Representatives of the five major trade unions and youth activists joined the protesters who gathered in central Rabat before marching towards the education ministry and parliament, an AFP reporter said.
In July, the government adopted a decree more than halving the monthly grant for trainee teachers from around 2,454 dirhams (228 euros) to 1,200 dirhams.
A second decree stipulated that teacher trainees would no longer automatically qualify for an education ministry job once their training ends but would need first to sit an exam.
The decrees have sparked a wave of protests since October with trainee teachers — who number 10,000 nationwide — boycotting lectures and demanding that the government reverse its decisions.
The minimum monthly wage in Morocco’s public sector is just 280 euros, according to official figures, while the World Bank says unemployment affects 30 percent of young people.
The New York-based Human Rights Watch group said police used force against demonstrators in several cities on January 7.
“Moroccan police attacked and beat peaceful teacher-trainee protesters… causing dozens of injuries,” HRW said in a statement dated January 18.

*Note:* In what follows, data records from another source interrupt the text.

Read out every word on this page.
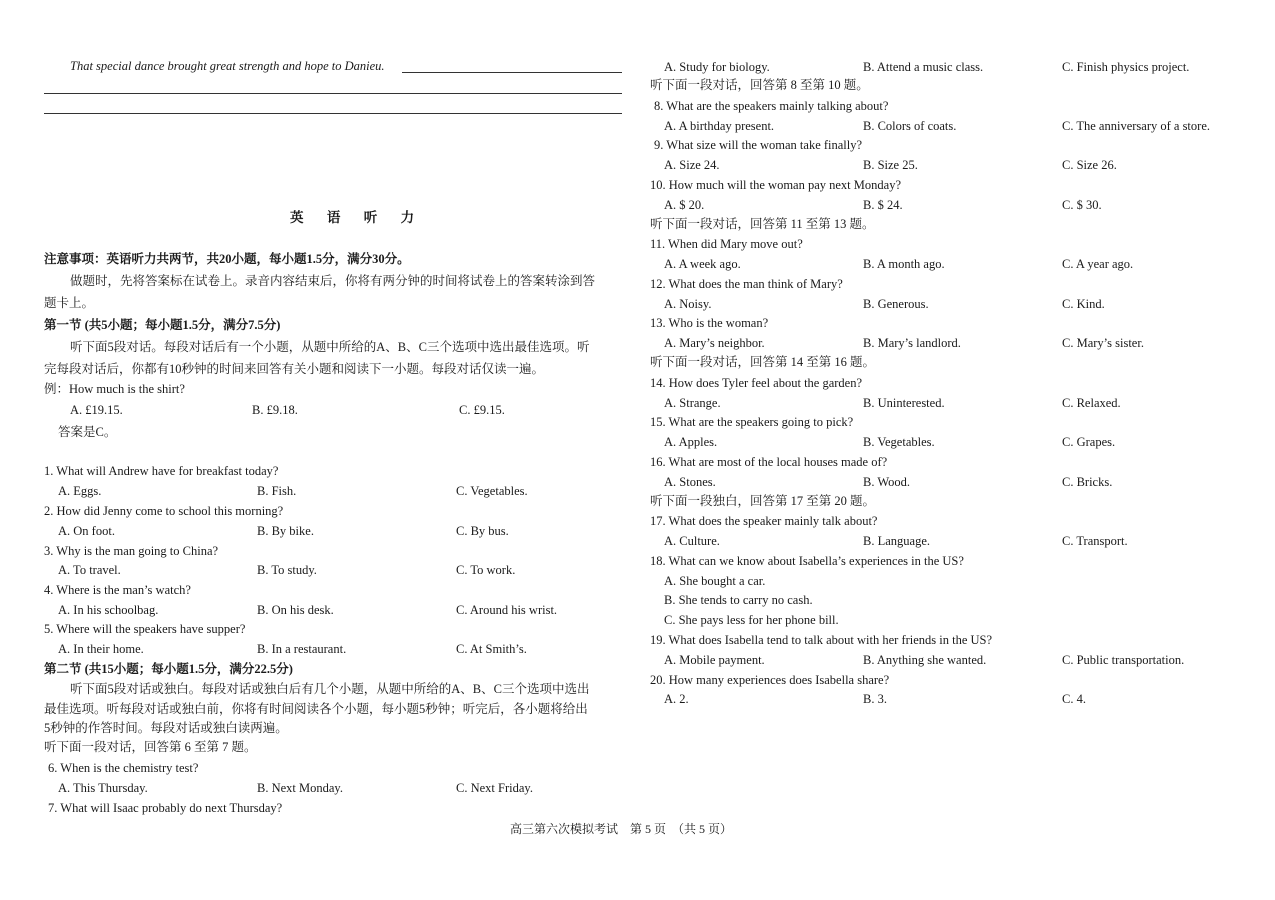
That special dance brought great strength and hope to Danieu.
英 语 听 力
注意事项：英语听力共两节，共20小题，每小题1.5分，满分30分。
做题时，先将答案标在试卷上。录音内容结束后，你将有两分钟的时间将试卷上的答案转涂到答
题卡上。
第一节 (共5小题；每小题1.5分，满分7.5分)
听下面5段对话。每段对话后有一个小题，从题中所给的A、B、C三个选项中选出最佳选项。听
完每段对话后，你都有10秒钟的时间来回答有关小题和阅读下一小题。每段对话仅读一遍。
例：How much is the shirt?
A. £19.15.	B. £9.18.	C. £9.15.
答案是C。
1. What will Andrew have for breakfast today?
A. Eggs.	B. Fish.	C. Vegetables.
2. How did Jenny come to school this morning?
A. On foot.	B. By bike.	C. By bus.
3. Why is the man going to China?
A. To travel.	B. To study.	C. To work.
4. Where is the man’s watch?
A. In his schoolbag.	B. On his desk.	C. Around his wrist.
5. Where will the speakers have supper?
A. In their home.	B. In a restaurant.	C. At Smith’s.
第二节 (共15小题；每小题1.5分，满分22.5分)
听下面5段对话或独白。每段对话或独白后有几个小题，从题中所给的A、B、C三个选项中选出
最佳选项。听每段对话或独白前，你将有时间阅读各个小题，每小题5秒钟；听完后，各小题将给出
5秒钟的作答时间。每段对话或独白读两遍。
听下面一段对话，回答第 6 至第 7 题。
6. When is the chemistry test?
A. This Thursday.	B. Next Monday.	C. Next Friday.
7. What will Isaac probably do next Thursday?
A. Study for biology.	B. Attend a music class.	C. Finish physics project.
听下面一段对话，回答第 8 至第 10 题。
8. What are the speakers mainly talking about?
A. A birthday present.	B. Colors of coats.	C. The anniversary of a store.
9. What size will the woman take finally?
A. Size 24.	B. Size 25.	C. Size 26.
10. How much will the woman pay next Monday?
A. $ 20.	B. $ 24.	C. $ 30.
听下面一段对话，回答第 11 至第 13 题。
11. When did Mary move out?
A. A week ago.	B. A month ago.	C. A year ago.
12. What does the man think of Mary?
A. Noisy.	B. Generous.	C. Kind.
13. Who is the woman?
A. Mary’s neighbor.	B. Mary’s landlord.	C. Mary’s sister.
听下面一段对话，回答第 14 至第 16 题。
14. How does Tyler feel about the garden?
A. Strange.	B. Uninterested.	C. Relaxed.
15. What are the speakers going to pick?
A. Apples.	B. Vegetables.	C. Grapes.
16. What are most of the local houses made of?
A. Stones.	B. Wood.	C. Bricks.
听下面一段独白，回答第 17 至第 20 题。
17. What does the speaker mainly talk about?
A. Culture.	B. Language.	C. Transport.
18. What can we know about Isabella’s experiences in the US?
A. She bought a car.
B. She tends to carry no cash.
C. She pays less for her phone bill.
19. What does Isabella tend to talk about with her friends in the US?
A. Mobile payment.	B. Anything she wanted.	C. Public transportation.
20. How many experiences does Isabella share?
A. 2.	B. 3.	C. 4.
高三第六次模拟考试　第 5 页　（共 5 页）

“Some of the protesters had serious head injuries that required emergency medical attention,” it added.
On Sunday, police cordoned off streets in Rabat and erected security barricades around the royal palace which is near the education ministry, witnesses said.
Protesters held placards accusing the prime minister and his interior and education ministers of “tyranny”, and others urging “freedom, dignity and social justice”.
Late Saturday, government representatives met trade union leaders to try to ease tensions but the government said it would not go back on its decisions, one teacher who attended the meeting told AFP.
Last year thousands of medical students also took to the streets to protest against a bill that would make it mandatory for graduates to work in the civil service for two years.